9.1. Corpus Annotations#

  • Lemma: The base form of a word under which it is listed in dictionaries (e.g., go for goes, went).

  • Token: A single unit of a text, such as a word, number, or punctuation mark.

  • Part-of-Speech (PoS): The grammatical category of a word, such as noun, verb, or adjective.

  • Tag: An annotated label for a token that indicates its word class or grammatical properties (e.g., verb for go).

9.2. Corpus Processing & Technology#

  • Corpus: A collection of texts used for linguistic analysis.

  • Workbench: A platform or software for analyzing and visualizing corpus data.

  • Pipeline: A sequence of processing steps for extracting, filtering, and annotating text data.

  • Algorithm: A systematic sequence of operations used to solve a problem or process data.

  • CQP (Corpus Query Processor): A query language for searching linguistic corpora using complex patterns and annotations.

9.3. Text Analysis#

  • Semantic Space / Vector Space: A mathematical representation of word meanings in a multidimensional space based on their usage in texts.

  • Word Vector: A numerical representation of a word in a semantic space that reflects its relationships with other words in a corpus.

  • Nearest Neighbor: The word or words that are closest to a given word in the semantic space.

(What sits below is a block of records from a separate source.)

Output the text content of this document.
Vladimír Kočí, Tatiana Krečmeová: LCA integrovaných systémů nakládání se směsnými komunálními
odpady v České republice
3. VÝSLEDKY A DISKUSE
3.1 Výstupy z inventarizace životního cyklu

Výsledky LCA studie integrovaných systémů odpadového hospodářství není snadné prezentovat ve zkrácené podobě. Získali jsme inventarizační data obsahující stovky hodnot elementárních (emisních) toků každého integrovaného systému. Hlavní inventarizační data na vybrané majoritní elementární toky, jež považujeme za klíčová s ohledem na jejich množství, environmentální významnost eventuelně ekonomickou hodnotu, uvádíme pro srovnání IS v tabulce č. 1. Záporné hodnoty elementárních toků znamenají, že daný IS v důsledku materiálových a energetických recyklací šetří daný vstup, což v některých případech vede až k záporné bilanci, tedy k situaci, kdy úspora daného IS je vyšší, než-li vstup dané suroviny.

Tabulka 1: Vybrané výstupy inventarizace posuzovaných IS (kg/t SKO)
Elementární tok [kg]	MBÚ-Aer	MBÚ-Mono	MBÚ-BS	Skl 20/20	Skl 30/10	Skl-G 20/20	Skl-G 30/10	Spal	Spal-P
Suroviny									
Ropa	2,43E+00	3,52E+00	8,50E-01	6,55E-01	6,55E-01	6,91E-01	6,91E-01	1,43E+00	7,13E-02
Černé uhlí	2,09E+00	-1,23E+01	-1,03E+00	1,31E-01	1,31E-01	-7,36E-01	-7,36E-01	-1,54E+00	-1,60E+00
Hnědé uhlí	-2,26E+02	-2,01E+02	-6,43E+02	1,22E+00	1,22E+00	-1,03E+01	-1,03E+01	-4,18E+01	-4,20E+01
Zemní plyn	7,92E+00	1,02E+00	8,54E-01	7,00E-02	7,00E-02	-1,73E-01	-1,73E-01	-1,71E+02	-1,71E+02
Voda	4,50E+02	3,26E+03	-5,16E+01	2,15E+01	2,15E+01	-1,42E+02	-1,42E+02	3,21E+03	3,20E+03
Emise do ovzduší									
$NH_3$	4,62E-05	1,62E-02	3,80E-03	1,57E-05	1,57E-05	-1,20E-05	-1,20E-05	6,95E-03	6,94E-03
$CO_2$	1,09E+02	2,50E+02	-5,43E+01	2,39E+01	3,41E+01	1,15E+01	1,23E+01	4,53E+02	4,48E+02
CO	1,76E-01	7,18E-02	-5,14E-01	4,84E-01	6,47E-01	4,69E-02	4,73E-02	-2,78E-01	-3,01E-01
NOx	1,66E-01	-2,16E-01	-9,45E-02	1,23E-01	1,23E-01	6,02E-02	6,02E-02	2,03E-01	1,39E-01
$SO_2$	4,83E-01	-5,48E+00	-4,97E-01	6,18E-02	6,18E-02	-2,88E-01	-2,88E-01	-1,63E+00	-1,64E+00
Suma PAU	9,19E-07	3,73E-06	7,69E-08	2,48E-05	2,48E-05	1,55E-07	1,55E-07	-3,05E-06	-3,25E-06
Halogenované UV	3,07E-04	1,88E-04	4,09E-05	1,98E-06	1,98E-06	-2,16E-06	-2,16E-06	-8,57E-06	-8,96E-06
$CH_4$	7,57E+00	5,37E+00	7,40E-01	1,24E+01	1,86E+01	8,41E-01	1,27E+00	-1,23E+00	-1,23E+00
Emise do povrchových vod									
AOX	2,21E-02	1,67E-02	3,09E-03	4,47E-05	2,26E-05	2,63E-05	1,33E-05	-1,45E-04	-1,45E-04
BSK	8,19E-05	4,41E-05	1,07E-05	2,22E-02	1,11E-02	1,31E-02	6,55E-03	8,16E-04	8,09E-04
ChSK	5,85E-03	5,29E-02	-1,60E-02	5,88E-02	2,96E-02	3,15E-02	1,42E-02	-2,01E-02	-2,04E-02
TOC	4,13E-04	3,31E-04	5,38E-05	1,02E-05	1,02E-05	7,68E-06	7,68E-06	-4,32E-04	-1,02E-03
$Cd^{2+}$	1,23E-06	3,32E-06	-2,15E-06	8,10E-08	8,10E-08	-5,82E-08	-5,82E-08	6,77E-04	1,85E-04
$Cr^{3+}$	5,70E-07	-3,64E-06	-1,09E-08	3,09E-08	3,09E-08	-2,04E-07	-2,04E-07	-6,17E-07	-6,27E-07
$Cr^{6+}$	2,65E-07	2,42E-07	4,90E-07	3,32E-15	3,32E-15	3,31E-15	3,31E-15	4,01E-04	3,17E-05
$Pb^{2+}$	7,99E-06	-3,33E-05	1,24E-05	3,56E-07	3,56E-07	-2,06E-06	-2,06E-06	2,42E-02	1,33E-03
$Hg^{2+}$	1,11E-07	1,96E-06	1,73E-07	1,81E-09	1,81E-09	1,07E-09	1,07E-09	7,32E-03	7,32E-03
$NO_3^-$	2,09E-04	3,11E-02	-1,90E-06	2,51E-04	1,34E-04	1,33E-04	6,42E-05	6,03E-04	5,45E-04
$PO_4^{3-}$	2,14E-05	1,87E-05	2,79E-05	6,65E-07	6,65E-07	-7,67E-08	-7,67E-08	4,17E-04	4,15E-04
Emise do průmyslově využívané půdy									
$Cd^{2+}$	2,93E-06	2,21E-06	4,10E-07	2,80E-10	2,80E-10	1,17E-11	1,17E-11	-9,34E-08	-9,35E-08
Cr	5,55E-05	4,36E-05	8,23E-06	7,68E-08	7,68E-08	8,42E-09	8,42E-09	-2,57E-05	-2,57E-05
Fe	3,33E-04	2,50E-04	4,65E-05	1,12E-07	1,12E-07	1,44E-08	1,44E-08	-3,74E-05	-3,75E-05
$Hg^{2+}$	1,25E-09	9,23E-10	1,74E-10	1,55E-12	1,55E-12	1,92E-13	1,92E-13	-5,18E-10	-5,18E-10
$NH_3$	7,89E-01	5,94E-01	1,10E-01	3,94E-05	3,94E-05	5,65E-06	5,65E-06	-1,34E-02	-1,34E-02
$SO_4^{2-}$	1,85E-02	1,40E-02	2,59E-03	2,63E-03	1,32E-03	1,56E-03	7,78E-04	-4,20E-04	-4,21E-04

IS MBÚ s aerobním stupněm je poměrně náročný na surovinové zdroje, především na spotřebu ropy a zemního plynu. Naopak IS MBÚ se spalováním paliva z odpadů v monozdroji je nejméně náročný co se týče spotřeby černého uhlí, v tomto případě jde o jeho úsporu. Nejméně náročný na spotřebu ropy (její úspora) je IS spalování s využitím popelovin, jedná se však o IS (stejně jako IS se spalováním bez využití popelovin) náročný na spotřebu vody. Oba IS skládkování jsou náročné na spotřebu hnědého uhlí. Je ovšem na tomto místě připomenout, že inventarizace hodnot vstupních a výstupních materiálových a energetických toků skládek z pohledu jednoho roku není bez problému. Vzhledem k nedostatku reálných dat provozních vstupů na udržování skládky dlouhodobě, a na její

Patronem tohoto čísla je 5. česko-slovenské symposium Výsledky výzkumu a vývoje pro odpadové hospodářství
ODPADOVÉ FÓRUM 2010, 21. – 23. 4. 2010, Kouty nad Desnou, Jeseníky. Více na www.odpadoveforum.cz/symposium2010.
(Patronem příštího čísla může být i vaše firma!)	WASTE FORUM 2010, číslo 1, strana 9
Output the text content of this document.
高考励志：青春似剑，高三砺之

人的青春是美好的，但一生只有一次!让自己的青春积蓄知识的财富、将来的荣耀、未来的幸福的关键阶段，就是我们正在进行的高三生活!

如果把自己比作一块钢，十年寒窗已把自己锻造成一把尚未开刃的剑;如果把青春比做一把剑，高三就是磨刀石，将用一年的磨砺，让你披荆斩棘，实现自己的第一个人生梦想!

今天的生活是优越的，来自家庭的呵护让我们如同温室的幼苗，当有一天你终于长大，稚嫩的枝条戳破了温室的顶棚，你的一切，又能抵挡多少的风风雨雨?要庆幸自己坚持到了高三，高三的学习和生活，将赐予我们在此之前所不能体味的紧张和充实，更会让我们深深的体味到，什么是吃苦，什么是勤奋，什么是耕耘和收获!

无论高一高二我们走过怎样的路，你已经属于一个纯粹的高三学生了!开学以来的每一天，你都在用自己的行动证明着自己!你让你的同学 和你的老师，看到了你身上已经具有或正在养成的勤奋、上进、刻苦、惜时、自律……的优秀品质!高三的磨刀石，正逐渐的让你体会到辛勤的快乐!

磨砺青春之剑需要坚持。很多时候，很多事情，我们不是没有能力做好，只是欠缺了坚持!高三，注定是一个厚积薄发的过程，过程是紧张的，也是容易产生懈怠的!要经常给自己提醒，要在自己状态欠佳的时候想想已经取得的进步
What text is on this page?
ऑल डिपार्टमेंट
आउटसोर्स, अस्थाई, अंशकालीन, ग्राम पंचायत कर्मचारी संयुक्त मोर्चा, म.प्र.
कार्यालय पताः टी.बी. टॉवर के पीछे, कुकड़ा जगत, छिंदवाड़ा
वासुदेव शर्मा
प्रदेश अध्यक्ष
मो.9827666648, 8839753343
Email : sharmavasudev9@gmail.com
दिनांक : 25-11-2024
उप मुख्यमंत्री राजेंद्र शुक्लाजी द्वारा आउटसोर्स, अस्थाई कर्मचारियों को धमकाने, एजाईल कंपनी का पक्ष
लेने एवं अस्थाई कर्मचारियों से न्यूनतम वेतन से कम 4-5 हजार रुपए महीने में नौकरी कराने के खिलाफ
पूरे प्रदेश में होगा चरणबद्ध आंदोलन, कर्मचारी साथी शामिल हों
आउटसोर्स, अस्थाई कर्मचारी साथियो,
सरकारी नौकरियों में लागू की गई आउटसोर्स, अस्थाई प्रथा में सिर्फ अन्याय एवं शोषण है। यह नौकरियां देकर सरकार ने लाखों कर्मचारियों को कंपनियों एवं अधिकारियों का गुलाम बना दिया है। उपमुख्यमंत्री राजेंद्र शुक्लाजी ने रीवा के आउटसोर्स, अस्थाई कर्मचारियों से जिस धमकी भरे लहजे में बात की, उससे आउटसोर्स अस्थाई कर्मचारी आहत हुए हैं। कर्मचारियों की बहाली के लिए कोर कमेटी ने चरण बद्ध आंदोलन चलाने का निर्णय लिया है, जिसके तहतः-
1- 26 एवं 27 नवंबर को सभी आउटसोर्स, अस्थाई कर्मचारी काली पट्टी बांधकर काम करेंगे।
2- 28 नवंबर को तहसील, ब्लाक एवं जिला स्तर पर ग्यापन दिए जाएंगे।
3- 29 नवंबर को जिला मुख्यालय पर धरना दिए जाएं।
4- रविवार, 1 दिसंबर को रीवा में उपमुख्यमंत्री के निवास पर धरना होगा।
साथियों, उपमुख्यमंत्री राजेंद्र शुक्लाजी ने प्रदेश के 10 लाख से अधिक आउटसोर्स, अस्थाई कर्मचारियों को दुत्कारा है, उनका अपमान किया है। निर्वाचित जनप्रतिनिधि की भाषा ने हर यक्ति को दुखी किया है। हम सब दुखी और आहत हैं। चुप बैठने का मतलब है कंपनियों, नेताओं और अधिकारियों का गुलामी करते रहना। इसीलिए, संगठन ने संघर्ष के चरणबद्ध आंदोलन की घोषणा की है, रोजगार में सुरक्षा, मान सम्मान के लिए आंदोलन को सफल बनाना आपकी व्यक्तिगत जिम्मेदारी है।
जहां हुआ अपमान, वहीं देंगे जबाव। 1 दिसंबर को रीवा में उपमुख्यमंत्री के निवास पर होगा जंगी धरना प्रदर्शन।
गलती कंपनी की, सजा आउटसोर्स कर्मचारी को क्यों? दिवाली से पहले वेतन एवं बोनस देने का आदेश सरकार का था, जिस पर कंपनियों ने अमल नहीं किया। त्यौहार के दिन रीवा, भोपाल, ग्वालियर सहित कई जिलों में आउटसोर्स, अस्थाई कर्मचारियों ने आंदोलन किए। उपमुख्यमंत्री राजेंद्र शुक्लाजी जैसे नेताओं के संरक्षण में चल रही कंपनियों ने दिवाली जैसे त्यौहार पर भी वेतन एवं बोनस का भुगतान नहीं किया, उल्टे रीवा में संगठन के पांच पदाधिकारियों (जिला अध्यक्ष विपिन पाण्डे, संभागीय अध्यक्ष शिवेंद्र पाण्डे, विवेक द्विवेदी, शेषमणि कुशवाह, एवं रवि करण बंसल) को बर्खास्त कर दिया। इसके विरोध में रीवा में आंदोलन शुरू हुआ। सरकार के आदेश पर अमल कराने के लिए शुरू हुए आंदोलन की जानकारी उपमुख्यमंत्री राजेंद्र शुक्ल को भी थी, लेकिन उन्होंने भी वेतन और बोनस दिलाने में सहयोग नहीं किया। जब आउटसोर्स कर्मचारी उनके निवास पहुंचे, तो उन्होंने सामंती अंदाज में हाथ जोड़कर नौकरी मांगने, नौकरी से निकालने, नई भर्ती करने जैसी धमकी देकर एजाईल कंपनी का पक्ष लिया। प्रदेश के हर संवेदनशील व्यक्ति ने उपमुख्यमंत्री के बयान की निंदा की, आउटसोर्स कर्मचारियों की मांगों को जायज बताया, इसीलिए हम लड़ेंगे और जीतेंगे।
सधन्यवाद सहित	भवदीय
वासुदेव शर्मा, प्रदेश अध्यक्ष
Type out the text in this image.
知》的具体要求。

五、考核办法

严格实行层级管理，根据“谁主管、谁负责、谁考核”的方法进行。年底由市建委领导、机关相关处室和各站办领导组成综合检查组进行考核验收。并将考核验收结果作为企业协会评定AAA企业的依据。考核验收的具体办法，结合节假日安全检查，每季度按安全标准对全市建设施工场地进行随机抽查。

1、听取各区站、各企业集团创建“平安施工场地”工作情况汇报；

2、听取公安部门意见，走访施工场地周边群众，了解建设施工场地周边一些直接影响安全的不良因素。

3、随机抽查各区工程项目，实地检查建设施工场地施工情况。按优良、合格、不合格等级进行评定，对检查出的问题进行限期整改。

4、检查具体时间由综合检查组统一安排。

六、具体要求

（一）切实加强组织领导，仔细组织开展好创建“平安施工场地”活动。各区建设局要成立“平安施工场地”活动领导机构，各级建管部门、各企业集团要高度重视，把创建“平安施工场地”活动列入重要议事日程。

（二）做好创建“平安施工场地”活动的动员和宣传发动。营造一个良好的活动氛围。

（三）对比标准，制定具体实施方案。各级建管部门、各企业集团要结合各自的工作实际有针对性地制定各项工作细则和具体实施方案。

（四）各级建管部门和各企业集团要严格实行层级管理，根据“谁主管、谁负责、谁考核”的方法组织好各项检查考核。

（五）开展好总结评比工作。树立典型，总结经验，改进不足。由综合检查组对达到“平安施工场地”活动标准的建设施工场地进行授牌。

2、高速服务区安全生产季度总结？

  • Corpus Keywords: Words that occur considerably more frequently in a study corpus compared to a reference corpus.

  • Text Keywords: The key terms of an individual text that best represent its content.

  • Log Ratio: A measure used to identify significant differences in word frequency between two corpora by comparing the logarithm of their relative frequencies.

  • Log Likelihood: A measure used to determine how strongly a word is associated with a specific corpus compared to a reference corpus, helping to identify statistically significant keywords.

  • KWIC (Key Word in Context): A display format where search terms are shown with their immediate context.

  • Coherence Score: A measure for the degree of similarity between the top words in each topic, refelecting how frequently they are to appear together in similar contexts (typical range: 0.3 – 0.7; higher = better).

  • Cosine Similarity: A measure commonly used to assess how similar two word vectors are based on the angle between them (range 0 – 1, higher = more similar).

  • TF-IDF (Term Frequency/Inverse Document Frequency): A measure used to identify terms that are distinctive to a specific text and to rank document relevance in information retrieval.

9.4. Areas of Research#

  • Public Communication: The exchange of information and opinions in publicly accessible discourses.

  • Discourse Analysis: The study of language use, particularly patterns, structures, and meanings in large text collections.

  • Applied Linguistics: A field of research that applies linguistic knowledge to practical problems.

  • ORD (Open Research Data): Scientific research data that is publicly accessible to promote transparency and reuse.